Le Maroc tricote sa couverture sociale

Décodages | international | publié le : 31.12.2013 | Isabelle Arbona

Encore embryonnaire, le système de protection sociale est en train d’évoluer sur l’assurance maladie et l’indemnisation du chômage. Reste la question de la réforme des régimes de retraite, confrontée au poids de l’activité informelle.

Si je perds mon travail, est-ce que je pourrai toucher pendant quelques mois une partie de mon salaire ? » Assistante dans une entreprise de transport de ­Casablanca, Selma n’en finit pas de poser des questions sur la toute nouvelle indemnité pour perte d’emploi (IPE) à son amie Wafa. Les deux jeunes femmes sont âgées de 28 ans et 34 ans. Elles ont fait des études et se félicitent d’avoir du travail. Mais, comme beaucoup de jeunes au Maroc (30 % des moins de 15-29 ans sont sans emploi, selon les données de la Banque mondiale), elles ont déjà connu le chômage. « Heureusement qu’il y a la famille car, quand vous perdez votre emploi, vous vous retrouvez sans rien », explique Selma.

L’indemnité pour perte d’emploi, qui doit voir le jour d’ici à la fin du premier trimestre 2014, va changer la donne. Vu de France, le dispositif paraît certes modeste. Pendant six mois, il prévoit le versement d’une indemnité dont le montant est équivalent à 70 % de la moyenne des salaires perçus pendant les trente-six derniers mois sans dépasser le smic, soit à peine 200 euros par mois. Amplement relayé par la presse marocaine, le sujet n’en fait pas moins l’effet d’une petite révolution dans un pays où le système de protection sociale reste embryonnaire. Faut-il y voir là l’une des conséquences positives du « printemps arabe » qui, en 2011, a poussé des milliers de gens dans la rue et provoqué une vague de protestation au sein des entreprises ? « Non », répond catégoriquement Jamal Belahrach, le président de la commission emploi et relations sociales de la CGEM, le patronat marocain. Et de rappeler volontiers que, dès 2009, patronat et syndicats ont conclu un pacte social qui prévoit d’ouvrir des négociations sur un certain nombre de dossiers sensibles, telles la réglementation du droit de grève ou l’indemnisation des salariés en cas de perte d’emploi. Pour autant, « il est urgent de construire un modèle social dont la protection sociale doit être l’un des socles », reconnaît Jamal Belahrach.

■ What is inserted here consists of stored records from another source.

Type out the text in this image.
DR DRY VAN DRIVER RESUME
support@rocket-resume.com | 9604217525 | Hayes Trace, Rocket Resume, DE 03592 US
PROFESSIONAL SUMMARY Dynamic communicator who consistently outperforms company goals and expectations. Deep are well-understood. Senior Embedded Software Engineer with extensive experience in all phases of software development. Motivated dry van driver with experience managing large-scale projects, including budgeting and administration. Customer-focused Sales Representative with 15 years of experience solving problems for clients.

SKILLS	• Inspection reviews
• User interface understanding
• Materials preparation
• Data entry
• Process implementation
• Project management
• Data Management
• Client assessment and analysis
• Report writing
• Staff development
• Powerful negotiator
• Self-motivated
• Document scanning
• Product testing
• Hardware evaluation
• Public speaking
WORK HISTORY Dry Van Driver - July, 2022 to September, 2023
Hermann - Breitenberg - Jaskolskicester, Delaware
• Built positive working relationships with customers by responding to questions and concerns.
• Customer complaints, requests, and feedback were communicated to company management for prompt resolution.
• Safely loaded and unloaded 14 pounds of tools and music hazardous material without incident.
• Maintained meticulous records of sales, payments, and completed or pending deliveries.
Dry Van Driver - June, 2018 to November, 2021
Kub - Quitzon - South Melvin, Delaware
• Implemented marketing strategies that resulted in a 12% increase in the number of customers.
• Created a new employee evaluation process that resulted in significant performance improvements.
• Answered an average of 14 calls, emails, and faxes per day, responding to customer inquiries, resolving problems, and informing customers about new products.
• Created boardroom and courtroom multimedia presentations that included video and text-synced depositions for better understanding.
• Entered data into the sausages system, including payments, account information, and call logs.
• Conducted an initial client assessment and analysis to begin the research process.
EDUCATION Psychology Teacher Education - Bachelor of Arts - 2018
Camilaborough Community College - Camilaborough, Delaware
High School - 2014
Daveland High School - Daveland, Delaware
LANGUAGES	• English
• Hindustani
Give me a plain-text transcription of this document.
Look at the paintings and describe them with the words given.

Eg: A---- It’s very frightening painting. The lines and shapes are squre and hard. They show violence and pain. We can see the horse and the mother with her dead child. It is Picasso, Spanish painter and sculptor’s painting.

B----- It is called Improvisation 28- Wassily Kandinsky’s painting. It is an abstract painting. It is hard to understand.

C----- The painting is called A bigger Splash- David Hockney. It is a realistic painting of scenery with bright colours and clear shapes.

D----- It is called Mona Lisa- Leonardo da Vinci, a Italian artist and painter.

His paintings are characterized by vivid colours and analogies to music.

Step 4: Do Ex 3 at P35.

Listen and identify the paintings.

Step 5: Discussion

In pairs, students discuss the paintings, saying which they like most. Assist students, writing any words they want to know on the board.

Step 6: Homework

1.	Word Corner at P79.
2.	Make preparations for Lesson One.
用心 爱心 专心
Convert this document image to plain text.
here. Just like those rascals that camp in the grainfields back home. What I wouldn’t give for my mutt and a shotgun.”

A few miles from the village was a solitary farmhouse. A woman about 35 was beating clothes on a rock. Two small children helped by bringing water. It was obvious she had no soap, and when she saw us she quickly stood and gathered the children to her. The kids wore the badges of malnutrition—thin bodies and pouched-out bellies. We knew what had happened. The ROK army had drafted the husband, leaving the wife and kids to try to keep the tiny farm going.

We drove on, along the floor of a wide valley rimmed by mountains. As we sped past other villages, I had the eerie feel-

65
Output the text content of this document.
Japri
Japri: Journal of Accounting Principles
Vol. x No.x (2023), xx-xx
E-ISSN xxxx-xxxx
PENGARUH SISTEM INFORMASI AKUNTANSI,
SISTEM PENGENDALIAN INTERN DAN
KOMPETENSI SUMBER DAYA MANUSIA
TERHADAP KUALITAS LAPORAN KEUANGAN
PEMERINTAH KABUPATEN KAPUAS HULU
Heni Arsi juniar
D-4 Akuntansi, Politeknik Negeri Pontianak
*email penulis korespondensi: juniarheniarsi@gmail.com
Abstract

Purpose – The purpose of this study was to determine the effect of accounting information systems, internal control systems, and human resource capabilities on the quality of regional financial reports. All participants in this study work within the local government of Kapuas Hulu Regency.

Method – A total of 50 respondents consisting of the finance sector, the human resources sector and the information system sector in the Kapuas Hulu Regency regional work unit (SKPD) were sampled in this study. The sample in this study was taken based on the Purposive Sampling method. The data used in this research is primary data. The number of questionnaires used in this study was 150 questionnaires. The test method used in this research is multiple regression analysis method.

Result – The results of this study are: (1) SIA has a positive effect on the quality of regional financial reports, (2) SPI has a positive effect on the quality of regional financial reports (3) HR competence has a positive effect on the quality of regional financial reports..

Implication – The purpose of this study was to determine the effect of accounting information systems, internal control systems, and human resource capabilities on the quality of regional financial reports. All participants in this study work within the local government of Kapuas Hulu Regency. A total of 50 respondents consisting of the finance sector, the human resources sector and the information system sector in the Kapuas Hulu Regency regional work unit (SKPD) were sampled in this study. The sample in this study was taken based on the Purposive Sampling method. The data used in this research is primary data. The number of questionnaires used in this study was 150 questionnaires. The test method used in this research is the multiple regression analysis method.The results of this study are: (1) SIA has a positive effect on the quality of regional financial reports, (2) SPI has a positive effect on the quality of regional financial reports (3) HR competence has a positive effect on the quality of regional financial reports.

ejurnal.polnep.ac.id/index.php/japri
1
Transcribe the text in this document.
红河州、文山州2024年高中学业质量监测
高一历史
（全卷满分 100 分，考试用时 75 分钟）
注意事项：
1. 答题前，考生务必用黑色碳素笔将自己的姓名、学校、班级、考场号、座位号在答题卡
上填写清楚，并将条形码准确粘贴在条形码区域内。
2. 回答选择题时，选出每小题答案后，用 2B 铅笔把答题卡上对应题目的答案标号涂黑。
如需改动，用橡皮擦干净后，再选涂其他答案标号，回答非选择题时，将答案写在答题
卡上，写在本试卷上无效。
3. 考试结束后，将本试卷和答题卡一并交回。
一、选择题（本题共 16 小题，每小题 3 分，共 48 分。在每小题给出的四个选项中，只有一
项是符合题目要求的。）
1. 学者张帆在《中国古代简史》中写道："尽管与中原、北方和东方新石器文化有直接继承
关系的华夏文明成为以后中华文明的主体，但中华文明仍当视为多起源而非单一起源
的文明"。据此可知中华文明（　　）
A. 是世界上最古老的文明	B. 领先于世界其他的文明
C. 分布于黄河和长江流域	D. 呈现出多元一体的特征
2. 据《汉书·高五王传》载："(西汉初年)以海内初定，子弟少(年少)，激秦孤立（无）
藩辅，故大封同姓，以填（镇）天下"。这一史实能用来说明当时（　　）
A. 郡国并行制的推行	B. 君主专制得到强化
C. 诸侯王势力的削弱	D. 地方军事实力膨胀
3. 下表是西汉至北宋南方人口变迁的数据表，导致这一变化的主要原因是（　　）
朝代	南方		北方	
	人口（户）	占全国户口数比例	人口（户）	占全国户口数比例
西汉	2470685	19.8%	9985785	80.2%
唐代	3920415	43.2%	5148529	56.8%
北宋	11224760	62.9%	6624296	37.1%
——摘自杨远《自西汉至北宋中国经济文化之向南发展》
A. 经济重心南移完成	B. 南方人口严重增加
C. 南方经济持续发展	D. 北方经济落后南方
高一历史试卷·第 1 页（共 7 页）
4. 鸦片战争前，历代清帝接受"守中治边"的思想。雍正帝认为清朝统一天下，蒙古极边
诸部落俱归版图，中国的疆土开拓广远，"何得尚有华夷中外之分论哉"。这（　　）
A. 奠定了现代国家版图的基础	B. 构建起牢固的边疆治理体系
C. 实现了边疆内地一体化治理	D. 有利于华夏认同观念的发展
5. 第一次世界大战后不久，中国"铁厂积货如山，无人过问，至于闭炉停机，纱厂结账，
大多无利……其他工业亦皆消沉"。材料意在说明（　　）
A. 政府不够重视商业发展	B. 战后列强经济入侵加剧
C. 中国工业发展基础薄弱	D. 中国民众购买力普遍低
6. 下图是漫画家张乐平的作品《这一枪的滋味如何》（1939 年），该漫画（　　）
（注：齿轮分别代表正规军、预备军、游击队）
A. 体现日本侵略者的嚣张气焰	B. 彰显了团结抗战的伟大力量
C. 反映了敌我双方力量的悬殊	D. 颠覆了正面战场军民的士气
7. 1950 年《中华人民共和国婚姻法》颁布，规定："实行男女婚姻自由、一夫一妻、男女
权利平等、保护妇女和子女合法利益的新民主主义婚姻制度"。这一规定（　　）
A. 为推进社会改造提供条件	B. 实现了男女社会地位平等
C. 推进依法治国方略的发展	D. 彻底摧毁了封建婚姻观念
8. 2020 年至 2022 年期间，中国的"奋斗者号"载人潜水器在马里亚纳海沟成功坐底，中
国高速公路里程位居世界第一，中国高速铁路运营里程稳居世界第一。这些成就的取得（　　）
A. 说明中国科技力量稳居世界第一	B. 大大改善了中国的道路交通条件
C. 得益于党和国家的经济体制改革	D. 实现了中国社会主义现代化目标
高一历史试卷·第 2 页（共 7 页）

Avancées sur la santé. Car, que ce soit en matière de santé ou de retraite, le taux de couverture de la population reste faible. « Le pays tente de rattraper son retard par rapport à ses voisins maghrébins. Mais au Maroc la notion d’assistance obligatoire n’existe pas », résume sans détour Jean-Marc Dupuis, professeur d’économie à l’université de Caen et auteur d’un article publié en 2011 dans la revue Économie et statistique sur l’impact des systèmes de retraite sur le niveau de vie des personnes âgées au Maghreb. À cet égard, les statistiques parlent d’elles-mêmes : moins de 20 % des plus de 60 ans touchent une pension au Maroc, contre 35 % en Algérie et 38 % en Tunisie.Les taux des actifs cotisant vont du simple au triple : de 26 % au Maroc à 57,4 % en Algérie et jusqu’à 77,6 % en Tunisie.

Hérités de la colonisation, les systèmes de retraite au Maghreb sont tous contributifs, de type bismarckien, c’est-à-dire qu’il faut travailler pour s’ouvrir des droits. Mais le Maroc se caractérise par l’absence d’un régime de retraite destiné à ceux qui travaillent pour leur propre compte et surtout par l’importance de l’agriculture, qui emploie 40 % de la population, et par le poids des « activités informelles ». Selon les derniers chiffres du Haut Commissariat au Plan, elles concerneraient près de 2,5 millions de personnes. C’est le cas de Leïla, 71 ans, qui ne peut compter que sur l’aide de ses deux filles et de son fils installé dans le sud de l’Espagne pour subvenir à ses besoins. Habitante des faubourgs de Casablanca, cette personne âgée, usée par des années de travaux agricoles, ne perçoit strictement rien.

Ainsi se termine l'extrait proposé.